An interview with Evelyn Juers

by Australian Book Review
December 2021, no. 438

An interview with Evelyn Juers

by Australian Book Review
December 2021, no. 438

Evelyn Juers (photograph by Sally McInerney)Evelyn Juers (photograph by Sally McInerney)

Evelyn Juers is the author of House of Exile (2008), The Recluse (2012), and The Dancer: A biography for Philippa Cullen (2021).


If you could go anywhere tomorrow, where would it be, and why?

I’d go to the seaside town of Whitby in North Yorkshire. Stay for a month in a cosy hotel overlooking the ferocious North Sea. Bring a stack of books about, or set in, Whitby, like Elizabeth Gaskell’s least known but wonderful novel Sylvia’s Lovers. Find more books while I’m there. I’d walk a lot. Why? A slowly forming interest in the North Sea rim, its histories and literatures.


What’s your idea of hell?

Wars, camps, borders. Kabul airport, August 2021. The Belarus-Polish border, November 2021.


What do you consider the most specious virtue?

Oppression masquerading as religion.


What’s your favourite film?

The Third Man, Modern Times, Easy Rider, Wings of Desire, Night on Earth, Sisters with Transistors. Anything by Abbas Kiarostami. And recently, Granaz Moussavi’s stunning When Pomegranates Howl.


And your favourite book?

Willa Cather’s My Antonia, Helen Garner’s The Children’s Bach, Joseph Roth’s What I Saw, Thomas Mann’s Buddenbrooks.


Name the three people with whom you would most like to dine.

The Brontë sisters.


Which word do you most dislike, and which one would you like to see back in public usage?
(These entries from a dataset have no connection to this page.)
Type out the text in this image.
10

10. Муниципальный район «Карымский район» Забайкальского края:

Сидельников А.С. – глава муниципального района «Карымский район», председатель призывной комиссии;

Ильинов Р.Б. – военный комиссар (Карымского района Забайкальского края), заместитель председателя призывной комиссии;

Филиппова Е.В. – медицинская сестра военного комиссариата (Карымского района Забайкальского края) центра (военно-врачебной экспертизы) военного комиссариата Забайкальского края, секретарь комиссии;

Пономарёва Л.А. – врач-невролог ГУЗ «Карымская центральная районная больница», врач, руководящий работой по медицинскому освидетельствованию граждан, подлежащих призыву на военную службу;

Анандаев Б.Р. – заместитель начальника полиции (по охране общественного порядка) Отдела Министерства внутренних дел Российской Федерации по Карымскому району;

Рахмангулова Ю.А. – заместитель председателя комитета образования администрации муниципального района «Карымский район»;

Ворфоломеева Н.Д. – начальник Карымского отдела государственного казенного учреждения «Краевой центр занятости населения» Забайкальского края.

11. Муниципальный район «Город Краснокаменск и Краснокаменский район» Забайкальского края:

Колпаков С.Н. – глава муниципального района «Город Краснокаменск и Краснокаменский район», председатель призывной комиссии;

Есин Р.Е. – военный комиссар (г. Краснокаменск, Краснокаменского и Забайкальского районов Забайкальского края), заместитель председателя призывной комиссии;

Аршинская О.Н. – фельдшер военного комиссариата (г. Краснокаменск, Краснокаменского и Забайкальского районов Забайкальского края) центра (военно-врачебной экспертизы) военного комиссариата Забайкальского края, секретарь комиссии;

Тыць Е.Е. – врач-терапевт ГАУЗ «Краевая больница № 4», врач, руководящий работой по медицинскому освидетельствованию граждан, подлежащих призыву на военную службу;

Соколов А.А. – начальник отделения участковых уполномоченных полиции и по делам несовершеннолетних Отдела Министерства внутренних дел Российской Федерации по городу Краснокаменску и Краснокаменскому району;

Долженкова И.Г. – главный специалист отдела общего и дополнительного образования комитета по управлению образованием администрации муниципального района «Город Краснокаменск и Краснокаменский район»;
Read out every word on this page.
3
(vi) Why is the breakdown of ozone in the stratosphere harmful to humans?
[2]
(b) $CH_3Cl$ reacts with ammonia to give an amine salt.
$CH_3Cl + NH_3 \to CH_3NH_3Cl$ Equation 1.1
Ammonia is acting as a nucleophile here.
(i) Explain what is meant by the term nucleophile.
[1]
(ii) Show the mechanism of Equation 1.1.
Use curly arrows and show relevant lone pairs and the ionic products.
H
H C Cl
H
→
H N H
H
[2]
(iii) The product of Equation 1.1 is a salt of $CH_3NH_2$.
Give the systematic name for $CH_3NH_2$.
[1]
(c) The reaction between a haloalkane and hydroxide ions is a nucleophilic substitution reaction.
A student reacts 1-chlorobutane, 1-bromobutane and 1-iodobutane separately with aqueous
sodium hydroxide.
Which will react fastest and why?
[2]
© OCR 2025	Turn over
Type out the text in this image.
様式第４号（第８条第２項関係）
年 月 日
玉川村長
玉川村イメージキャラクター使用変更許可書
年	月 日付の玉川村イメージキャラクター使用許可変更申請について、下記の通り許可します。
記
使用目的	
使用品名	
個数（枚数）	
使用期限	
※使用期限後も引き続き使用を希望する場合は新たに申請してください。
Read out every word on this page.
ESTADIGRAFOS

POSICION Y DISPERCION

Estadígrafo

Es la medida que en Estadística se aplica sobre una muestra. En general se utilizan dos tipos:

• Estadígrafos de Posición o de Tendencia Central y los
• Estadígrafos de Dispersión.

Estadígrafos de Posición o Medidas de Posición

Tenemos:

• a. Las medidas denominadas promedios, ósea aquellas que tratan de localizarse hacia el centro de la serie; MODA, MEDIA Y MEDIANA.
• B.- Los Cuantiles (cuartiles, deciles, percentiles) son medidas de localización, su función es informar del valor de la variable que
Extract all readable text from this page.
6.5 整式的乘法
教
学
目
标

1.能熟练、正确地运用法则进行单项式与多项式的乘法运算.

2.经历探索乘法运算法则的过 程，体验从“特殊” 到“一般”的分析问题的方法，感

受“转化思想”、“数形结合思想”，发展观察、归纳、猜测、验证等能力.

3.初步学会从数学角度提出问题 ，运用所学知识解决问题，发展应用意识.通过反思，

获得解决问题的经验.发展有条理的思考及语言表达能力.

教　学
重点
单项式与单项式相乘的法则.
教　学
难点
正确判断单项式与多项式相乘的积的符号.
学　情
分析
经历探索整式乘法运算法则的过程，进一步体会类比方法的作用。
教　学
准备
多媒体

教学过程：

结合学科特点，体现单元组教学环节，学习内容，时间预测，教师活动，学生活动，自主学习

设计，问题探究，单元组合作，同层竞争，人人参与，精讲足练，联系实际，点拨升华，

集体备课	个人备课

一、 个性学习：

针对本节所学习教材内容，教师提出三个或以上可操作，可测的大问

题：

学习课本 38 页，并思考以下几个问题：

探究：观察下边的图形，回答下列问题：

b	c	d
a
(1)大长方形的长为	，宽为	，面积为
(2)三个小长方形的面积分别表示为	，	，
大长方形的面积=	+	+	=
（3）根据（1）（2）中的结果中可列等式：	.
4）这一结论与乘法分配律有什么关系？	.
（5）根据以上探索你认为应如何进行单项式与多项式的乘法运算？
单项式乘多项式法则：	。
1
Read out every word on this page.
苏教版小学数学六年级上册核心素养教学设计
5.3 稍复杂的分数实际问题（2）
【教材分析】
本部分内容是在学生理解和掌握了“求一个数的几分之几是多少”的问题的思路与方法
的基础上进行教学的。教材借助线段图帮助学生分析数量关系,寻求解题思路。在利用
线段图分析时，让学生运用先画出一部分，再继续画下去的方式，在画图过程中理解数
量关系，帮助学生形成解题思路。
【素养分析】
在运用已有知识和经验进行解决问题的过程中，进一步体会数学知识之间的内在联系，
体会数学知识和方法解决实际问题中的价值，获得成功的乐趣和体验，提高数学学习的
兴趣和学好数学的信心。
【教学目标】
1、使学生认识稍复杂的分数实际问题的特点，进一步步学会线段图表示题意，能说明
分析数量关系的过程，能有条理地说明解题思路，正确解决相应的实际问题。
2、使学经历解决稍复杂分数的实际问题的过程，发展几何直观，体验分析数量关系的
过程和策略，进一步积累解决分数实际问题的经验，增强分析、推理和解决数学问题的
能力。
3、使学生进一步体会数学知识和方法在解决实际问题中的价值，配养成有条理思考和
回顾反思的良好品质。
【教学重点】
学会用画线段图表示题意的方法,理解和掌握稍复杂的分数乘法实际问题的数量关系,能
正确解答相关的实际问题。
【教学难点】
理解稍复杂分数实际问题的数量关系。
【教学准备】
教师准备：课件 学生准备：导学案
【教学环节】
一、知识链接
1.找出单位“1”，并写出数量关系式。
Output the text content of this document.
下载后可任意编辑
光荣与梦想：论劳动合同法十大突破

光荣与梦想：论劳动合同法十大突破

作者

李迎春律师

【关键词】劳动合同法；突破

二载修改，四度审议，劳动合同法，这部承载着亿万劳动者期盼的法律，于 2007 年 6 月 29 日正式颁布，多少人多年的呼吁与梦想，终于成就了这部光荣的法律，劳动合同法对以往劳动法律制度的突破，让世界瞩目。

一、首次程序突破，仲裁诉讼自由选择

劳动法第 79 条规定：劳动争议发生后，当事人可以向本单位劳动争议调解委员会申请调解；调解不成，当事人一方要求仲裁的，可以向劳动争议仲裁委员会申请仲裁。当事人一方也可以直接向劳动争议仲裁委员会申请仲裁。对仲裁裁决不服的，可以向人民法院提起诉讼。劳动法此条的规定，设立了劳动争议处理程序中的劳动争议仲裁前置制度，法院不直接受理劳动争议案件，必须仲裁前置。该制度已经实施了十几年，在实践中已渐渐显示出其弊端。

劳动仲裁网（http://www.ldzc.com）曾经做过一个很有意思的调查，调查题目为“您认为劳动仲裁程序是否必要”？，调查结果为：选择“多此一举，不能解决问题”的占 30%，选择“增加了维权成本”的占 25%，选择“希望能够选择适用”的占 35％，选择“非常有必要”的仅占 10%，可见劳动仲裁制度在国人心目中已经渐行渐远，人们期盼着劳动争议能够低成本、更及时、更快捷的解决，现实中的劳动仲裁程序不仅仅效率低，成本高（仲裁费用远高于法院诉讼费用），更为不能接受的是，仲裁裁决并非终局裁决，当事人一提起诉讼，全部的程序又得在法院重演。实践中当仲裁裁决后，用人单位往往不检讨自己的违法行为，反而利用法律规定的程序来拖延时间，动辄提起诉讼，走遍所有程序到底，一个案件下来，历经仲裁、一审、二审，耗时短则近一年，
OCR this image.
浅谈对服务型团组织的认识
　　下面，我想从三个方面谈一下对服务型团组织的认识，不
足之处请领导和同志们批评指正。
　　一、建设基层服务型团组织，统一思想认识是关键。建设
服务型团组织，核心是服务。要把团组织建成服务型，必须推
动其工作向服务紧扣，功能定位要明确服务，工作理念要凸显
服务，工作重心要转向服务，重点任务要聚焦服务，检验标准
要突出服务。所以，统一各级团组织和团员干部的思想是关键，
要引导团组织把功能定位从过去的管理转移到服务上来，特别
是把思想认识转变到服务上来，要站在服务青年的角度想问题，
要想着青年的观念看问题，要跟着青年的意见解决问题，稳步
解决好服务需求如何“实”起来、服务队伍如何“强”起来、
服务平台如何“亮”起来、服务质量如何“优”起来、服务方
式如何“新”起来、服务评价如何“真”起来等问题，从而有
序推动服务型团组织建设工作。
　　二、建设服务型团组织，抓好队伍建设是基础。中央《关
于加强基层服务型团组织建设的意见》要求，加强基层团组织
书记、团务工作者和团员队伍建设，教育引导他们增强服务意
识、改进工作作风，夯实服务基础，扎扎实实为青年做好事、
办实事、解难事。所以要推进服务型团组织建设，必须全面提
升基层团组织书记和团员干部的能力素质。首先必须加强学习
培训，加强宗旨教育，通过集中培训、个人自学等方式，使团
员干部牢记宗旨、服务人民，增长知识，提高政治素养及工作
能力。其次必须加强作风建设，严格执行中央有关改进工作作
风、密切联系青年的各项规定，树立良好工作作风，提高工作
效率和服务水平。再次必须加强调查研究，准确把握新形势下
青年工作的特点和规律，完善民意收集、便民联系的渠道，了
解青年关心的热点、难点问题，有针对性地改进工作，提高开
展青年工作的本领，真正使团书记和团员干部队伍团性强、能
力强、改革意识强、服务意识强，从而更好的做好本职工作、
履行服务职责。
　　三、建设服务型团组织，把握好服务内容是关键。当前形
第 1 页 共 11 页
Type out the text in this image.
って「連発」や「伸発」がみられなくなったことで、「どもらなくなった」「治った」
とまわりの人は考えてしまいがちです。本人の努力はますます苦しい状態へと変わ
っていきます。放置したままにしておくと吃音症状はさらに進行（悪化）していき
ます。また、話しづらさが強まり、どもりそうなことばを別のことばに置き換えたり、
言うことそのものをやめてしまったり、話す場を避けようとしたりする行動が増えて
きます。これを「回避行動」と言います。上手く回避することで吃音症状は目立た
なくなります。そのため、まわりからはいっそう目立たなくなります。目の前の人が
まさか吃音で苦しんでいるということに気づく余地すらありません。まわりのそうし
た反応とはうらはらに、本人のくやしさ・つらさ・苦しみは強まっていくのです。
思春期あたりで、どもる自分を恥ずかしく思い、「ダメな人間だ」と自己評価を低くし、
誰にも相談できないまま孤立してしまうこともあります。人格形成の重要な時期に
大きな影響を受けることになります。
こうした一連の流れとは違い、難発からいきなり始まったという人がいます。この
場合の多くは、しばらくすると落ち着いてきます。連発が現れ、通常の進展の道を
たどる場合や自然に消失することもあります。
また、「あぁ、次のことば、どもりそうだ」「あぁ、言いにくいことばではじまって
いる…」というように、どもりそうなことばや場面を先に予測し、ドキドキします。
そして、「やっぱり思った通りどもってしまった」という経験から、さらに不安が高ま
Usage changes language and that’s fascinating. But we should rescue dangling participles when we can. Try not to split infinitives. Know (should know) when to lay and when to lie. Then there’s that confusing couple ‘I and me’. Nobody can tell them apart. Even the PM hasn’t got a clue. Phrases like ‘it’s a great privilege for Jenny and I to host you here’ trip off his tongue. Me, Scott, it’s Jenny and me. Sheesh!


Who is your favourite author?

Charles Dickens, Franz Kafka, Robert Macfarlane, David Malouf, Dervla Murphy, Nan Shepherd, Virginia Woolf, Alexis Wright.


And your favourite literary hero or heroine?

Maria-Cristina, who sometimes tells people her name is Saudade, the protagonist of Suneeta Peres da Costa’s novella Saudade. As a child, Maria-Cristina sings to herself, not in any language that she had been taught, but a song of her own improvisation. She incorporates aspects of my other fictional favourites, Jane Eyre, Henry James’s Maisie, Lewis Carroll’s Alice, Elizabeth Barrett Browning’s Aurora Leigh.


Which quality do you most admire in a writer?

Humour. A feeling for form, language, and the work of other writers. And above all, a radical edge.


Which book influenced you most in your youth?

Max and Moritz, by Wilhelm Busch. And Heidi, by Johanna Spyri. As a child, I liked to read about children who were badly behaved. And about orphans.


Name an early literary idol or influence whom you no longer admire – or vice versa.

I think I don’t need to revisit Simone de Beauvoir.


What, if anything, impedes your writing?

It’s the other way round. When I concentrate on research or writing, this halts other activities ... like emails, phone calls, window cleaning, dusting.


What qualities do you look for in critics, and which ones do you enjoy reading?

In reading criticism, I want to learn something new, a different way of thinking about a text or author or situation. And I want the critic’s voice to be lively. This happens with Walter Benjamin, Virginia Woolf, Michael Hofmann, and Neal Ascherson.


How do you find working with editors?

I admire the skills of a good editor.


What do you think of writers’ festivals?

They’re a perfect platform for writers who are also spruikers. Not very useful (or indeed, a bit of an agony) for more quiet types.


Are artists valued in our society?

Let’s hope so.


What are you working on now?

A collective biography of Europeans – botanists, artists, travellers – who came to Australia.